Trente-deux ans après son expulsion à vie des sphères du baseball majeur, l’ancien numéro 14 des Reds de Cincinnati, des Phillies de Philadelphie et des Expos de Montréal doit vendre des articles autographiés pour gagner sa vie.

Les joueurs accueillent à bras ouverts un gérant qui a triché. Et le baseball majeur continue de tourner le dos à celui qui a toujours plongé tête première pour faire gagner son équipe.

Dans un vote populaire organisé par la MLB auprès des amateurs en 1999 pour dresser la liste d’excellence des 100 meilleurs joueurs du siècle, Pete Rose a trouvé sa place sur ce tableau après avoir reçu l’appui de près de 630 000 partisans. Et Rose a même assisté aux célébrations à l’invitation du bureau du commissaire.

La pénitence a assez duré

Il est temps que les dirigeants du baseball majeur et les gens des médias, qui sont les seuls aptes à voter pour l’intronisation d’un membre au Temple de la renommée, mettent de l’eau dans leur vin et ouvrent les grandes portes du Temple de Cooperstown à celui qui était surnommé « Charlie Hustle ».

Pete Rose a fait plus pour le baseball que A.J. Hinch, qui a été pardonné pour ses gaffes.

Abolir la reprise vidéo

La semaine dernière, deux mauvaises décisions prises par les arbitres sur les derniers jeux du match m’ont fait grincer des dents. Commençons avec la première situation.

C’est l’égalité à la fin de la neuvième manche, le coureur des Phillies au troisième but. La balle est frappée au voltigeur de droite des Braves d’Atlanta. Le relais arrive au marbre bien avant le coureur. Le receveur applique sa grosse mitaine contre le coureur... l’arbitre le déclare sauf. 

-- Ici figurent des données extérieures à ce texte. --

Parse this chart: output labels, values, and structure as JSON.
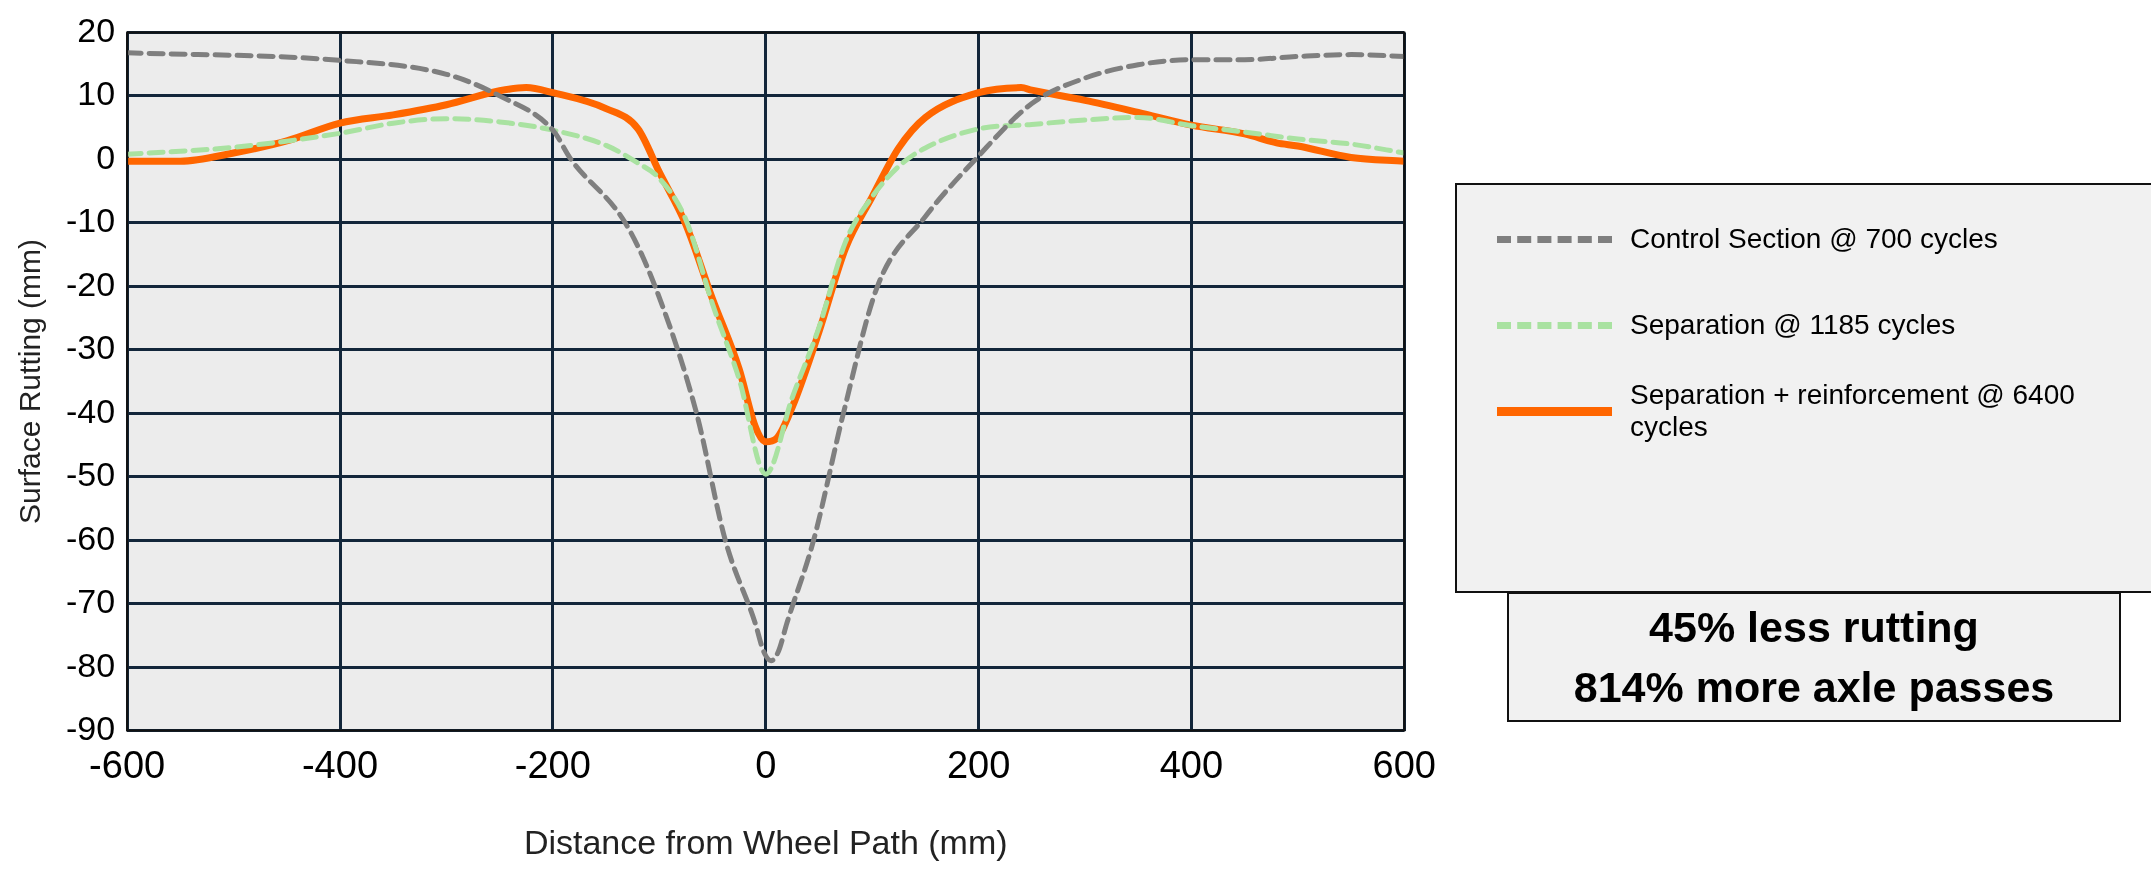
{
  "chart_data": {
    "type": "line",
    "xlabel": "Distance from Wheel Path (mm)",
    "ylabel": "Surface Rutting (mm)",
    "xlim": [
      -600,
      600
    ],
    "xticks": [
      -600,
      -400,
      -200,
      0,
      200,
      400,
      600
    ],
    "ylim": [
      -90,
      20
    ],
    "yticks": [
      -90,
      -80,
      -70,
      -60,
      -50,
      -40,
      -30,
      -20,
      -10,
      0,
      10,
      20
    ],
    "grid": true,
    "legend": "right",
    "marker": "none",
    "series": [
      {
        "name": "Control Section @ 700 cycles",
        "color": "#7f7f7f",
        "line_style": "dashed",
        "x": [
          -600,
          -400,
          -300,
          -250,
          -200,
          -183,
          -132,
          -104,
          -65,
          -38,
          -10,
          -2,
          5,
          12,
          20,
          45,
          73,
          105,
          150,
          197,
          250,
          300,
          350,
          400,
          450,
          500,
          550,
          600
        ],
        "values": [
          16.8,
          15.6,
          13.4,
          10,
          4.6,
          0,
          -10,
          -20,
          -40,
          -60,
          -73,
          -77.5,
          -79,
          -77.5,
          -73,
          -60,
          -40,
          -20,
          -9,
          0,
          8.8,
          12.8,
          14.9,
          15.7,
          15.7,
          16.2,
          16.5,
          16.2
        ]
      },
      {
        "name": "Separation @ 1185 cycles",
        "color": "#a9e2a1",
        "line_style": "dashed",
        "x": [
          -600,
          -500,
          -400,
          -350,
          -300,
          -250,
          -200,
          -150,
          -120,
          -100,
          -75,
          -50,
          -25,
          0,
          25,
          50,
          75,
          100,
          125,
          150,
          200,
          250,
          300,
          350,
          400,
          450,
          500,
          550,
          600
        ],
        "values": [
          0.8,
          1.9,
          4.1,
          5.7,
          6.4,
          5.9,
          4.6,
          2.2,
          -0.6,
          -3,
          -9.5,
          -22.8,
          -34.6,
          -49.6,
          -37.5,
          -26.5,
          -13,
          -5.9,
          -1.1,
          1.8,
          4.8,
          5.5,
          6.2,
          6.6,
          5.3,
          4.3,
          3.2,
          2.4,
          1.0
        ]
      },
      {
        "name": "Separation + reinforcement @ 6400 cycles",
        "color": "#ff6600",
        "line_style": "solid",
        "x": [
          -600,
          -550,
          -500,
          -450,
          -400,
          -350,
          -300,
          -250,
          -225,
          -200,
          -150,
          -120,
          -100,
          -75,
          -50,
          -25,
          -10,
          0,
          10,
          25,
          50,
          75,
          100,
          125,
          150,
          200,
          240,
          250,
          300,
          350,
          400,
          450,
          480,
          500,
          550,
          600
        ],
        "values": [
          -0.3,
          -0.3,
          1,
          2.9,
          5.7,
          7,
          8.6,
          10.8,
          11.3,
          10.5,
          8,
          4.8,
          -2,
          -10.3,
          -22,
          -33,
          -42,
          -44.5,
          -44,
          -39,
          -27.2,
          -14,
          -5.9,
          1.8,
          6.6,
          10.5,
          11.3,
          10.9,
          9.3,
          7.4,
          5.4,
          4,
          2.6,
          2.1,
          0.3,
          -0.3
        ]
      }
    ],
    "annotations": [
      "45% less rutting",
      "814% more axle passes"
    ]
  }
}
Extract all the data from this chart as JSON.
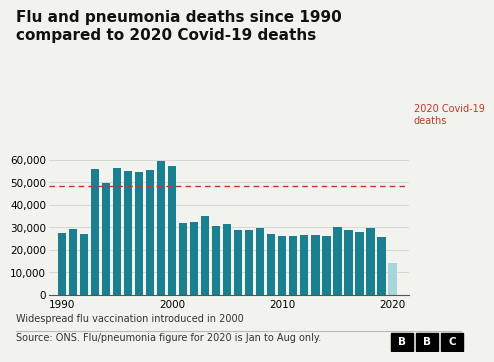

On s’en va à la reprise vidéo. Il y a cinq angles de télévisons qui montrent le jeu en question. Aucune fois, on ne voit le coureur qui touche au marbre avec son pied.

Malgré tout, on a donné raison à l’arbitre, le coureur était sauf. Plusieurs millions de personnes ont vu ce jeu et il sera visionné dans la catégorie des pires décisions d’un arbitre pendant encore 20 ans.

L’histoire s’est répétée au Citi Field à New York.

Une autre fin de match controversée. Fin de neuvième manche, c’est l’égalité avec les buts remplis, deux retraits et un compte complet au frappeur des Mets Michael Conforto. Le lanceur effectue son tir, l’arbitre derrière le marbre soulève son bras pour déclarer une troisième prise. Le frappeur tourne son bras dans la zone de prises et l’officiel change sa décision pour déclarer qu’il avait été atteint par la balle permettant au coureur de croiser le marbre pour le point de la victoire.

Je regarde le jeu avec mon confrère de TVA Sports François Paquette. Nous sommes estomaqués par la décision. Voici pourquoi. Le règlement spécifie que si un frappeur est atteint par un tir alors que le lancer est dans la zone des prises, c’est automatiquement une prise suivie d’un temps d’arrêt pour empêcher les coureurs d’avancer.

Afin de m’assurer que nous avions bien interprété le règlement, j’ai communiqué avec un arbitre du baseball majeur. Il m’a confirmé que l’officiel avait erré. Le frappeur aurait dû être retiré sur trois prises.

Le comble du ridicule !

Le livre des règlements du baseball majeur permet à l’arbitre d’utiliser la reprise vidéo pour déterminer si la balle a atteint le joueur, mais il ne peut pas décider si le lancer était une prise. Imaginez-vous, si l’arbitre analyse la reprise, il rend sans aucun doute la bonne décision. Plusieurs millions de personnes ont vu la reprise vidéo. Ils étaient sûrement unanimes à dire que Conforto aurait dû être retiré.

Après le match, l’arbitre a déclaré aux journalistes qu’il s’était trompé, mais qu’il ne pouvait pas utiliser la reprise vidéo.

Cet outil de travail qui met en doute l’intégrité de son sport doit être aboli. La reprise vidéo au baseball n’a plus sa place si elle ne peut pas être utilisée pour rendre la bonne décision.